Sicherheit der Trainingsmethoden
Krafttraining ist im Allgemeinen sicher – in jedem Alter. Dennoch kann es sein, dass bestimmte Trainingsmethoden für einzelne Menschen nicht geeignet sind, mit anderen die Kraft aber gut trainiert werden kann. Gerade ältere Menschen mit Beschwerden und Erkrankungen erfahren durch ein hochintensives Krafttraining gegebenenfalls Schmerzen. In diesem Fall sind niederintensive Methoden zu bevorzugen.

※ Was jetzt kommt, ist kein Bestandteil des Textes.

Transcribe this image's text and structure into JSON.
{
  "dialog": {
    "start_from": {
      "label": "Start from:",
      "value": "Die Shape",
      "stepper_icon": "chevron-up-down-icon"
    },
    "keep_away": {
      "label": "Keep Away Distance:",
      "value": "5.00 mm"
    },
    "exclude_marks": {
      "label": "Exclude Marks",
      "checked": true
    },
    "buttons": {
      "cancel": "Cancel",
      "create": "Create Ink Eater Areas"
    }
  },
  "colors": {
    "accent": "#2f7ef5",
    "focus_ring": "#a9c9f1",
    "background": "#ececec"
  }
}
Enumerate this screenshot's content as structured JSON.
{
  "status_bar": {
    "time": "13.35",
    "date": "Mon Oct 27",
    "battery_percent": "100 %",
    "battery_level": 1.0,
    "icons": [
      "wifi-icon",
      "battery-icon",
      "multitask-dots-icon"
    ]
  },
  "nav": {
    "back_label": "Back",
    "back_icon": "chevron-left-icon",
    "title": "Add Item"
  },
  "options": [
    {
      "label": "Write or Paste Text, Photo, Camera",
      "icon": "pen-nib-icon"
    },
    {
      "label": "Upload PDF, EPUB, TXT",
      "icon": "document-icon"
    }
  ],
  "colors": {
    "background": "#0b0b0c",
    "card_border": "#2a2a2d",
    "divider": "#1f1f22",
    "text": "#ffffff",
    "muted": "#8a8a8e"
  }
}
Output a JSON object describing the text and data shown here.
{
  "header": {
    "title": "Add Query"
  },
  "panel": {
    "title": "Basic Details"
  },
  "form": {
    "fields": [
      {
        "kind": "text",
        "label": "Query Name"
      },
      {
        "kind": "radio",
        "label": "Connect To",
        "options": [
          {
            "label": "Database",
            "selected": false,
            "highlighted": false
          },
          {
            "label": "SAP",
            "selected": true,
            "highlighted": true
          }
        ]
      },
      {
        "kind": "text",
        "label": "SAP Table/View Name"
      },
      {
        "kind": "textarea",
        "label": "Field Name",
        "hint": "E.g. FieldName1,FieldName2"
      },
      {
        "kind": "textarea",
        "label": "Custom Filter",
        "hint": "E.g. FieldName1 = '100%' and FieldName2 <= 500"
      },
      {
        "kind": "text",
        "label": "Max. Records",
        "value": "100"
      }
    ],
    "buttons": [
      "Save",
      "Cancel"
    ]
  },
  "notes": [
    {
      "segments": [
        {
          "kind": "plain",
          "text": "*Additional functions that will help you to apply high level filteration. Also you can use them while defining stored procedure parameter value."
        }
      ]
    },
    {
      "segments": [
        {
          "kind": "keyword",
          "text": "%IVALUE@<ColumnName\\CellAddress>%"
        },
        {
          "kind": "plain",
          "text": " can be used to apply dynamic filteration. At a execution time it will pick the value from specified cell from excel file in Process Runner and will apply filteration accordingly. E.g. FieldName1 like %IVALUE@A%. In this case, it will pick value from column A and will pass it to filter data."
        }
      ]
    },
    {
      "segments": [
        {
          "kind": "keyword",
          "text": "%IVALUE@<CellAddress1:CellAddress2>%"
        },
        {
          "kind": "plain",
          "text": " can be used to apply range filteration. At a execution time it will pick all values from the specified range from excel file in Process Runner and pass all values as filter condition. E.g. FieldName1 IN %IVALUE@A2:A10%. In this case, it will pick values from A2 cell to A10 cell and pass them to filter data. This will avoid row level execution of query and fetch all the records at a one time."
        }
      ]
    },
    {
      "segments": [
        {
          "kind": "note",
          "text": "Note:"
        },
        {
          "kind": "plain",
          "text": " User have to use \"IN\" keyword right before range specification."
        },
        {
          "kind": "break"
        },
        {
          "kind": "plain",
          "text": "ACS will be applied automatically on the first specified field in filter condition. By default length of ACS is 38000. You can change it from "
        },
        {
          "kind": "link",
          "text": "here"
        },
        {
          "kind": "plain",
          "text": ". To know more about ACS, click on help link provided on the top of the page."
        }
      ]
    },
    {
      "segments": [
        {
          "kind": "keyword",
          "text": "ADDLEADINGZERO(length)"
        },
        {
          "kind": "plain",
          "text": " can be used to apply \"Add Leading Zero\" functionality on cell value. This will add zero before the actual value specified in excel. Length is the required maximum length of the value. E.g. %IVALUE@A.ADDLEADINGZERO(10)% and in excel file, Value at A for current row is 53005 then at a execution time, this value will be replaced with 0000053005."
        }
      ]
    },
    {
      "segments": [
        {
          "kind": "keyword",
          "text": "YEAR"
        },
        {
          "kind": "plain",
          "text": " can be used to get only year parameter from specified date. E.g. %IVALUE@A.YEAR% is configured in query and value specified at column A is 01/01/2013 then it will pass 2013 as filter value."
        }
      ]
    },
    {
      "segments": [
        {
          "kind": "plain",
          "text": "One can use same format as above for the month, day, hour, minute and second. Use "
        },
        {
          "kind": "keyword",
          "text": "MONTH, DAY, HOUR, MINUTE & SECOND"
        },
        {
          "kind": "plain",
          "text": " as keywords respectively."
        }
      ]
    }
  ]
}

Beim Blood Flow Restriction Training können in seltenen Fällen kurzfristige leichte Nebenwirkungen wie subkutane Blutungen, Kribbelgefühle und Taubheit auftreten. Starke Nebenwirkungen wie Lähmungen und Embolien sind hingegen nicht beschrieben. Beim niederintensiven Krafttraining mit langsamer Bewegungsgeschwindigkeit oder bis zur vollständigen Muskelermüdung sind ebenso keine bedeutenden Nebenwirkungen zu erwarten.
Nahrungsergänzung
Krafttraining ist die bedeutendste Maßnahme zur Prävention und Therapie von Sarkopenie. Nahrungsergänzungen können die Wirkung des Krafttrainings verstärken. Kakehi und Kollegen beschreiben in ihrer Übersichtsarbeit,
dass es durch eine jeweils zweimal tägliche Einnahme von 20 Gramm Protein und 800 internationalen Einheiten Vitamin D zu einer deutlicheren Steigerung der Muskelkraft und Alltagsfunktion kommt, als wenn jede Maßnahme für sich umgesetzt wird.
Fazit
Zum Aufbau des Muskelquerschnitts und der Muskelkraft stehen mehrere Trainingsmethoden zur Verfügung. Bei reduzierter körperlicher Belastbarkeit sind insbesondere niederintensive Methoden geeignet, um Muskulatur aufzubauen.
Kann über die Zeit auch ein hochintensives Krafttraining toleriert werden, ist dies zu bevorzugen, da es dabei zu einer etwas stärkeren Anpassung der Muskelkraft kommt und auch andere Strukturen wie Sehnen und Knochen effektiver trainiert werden.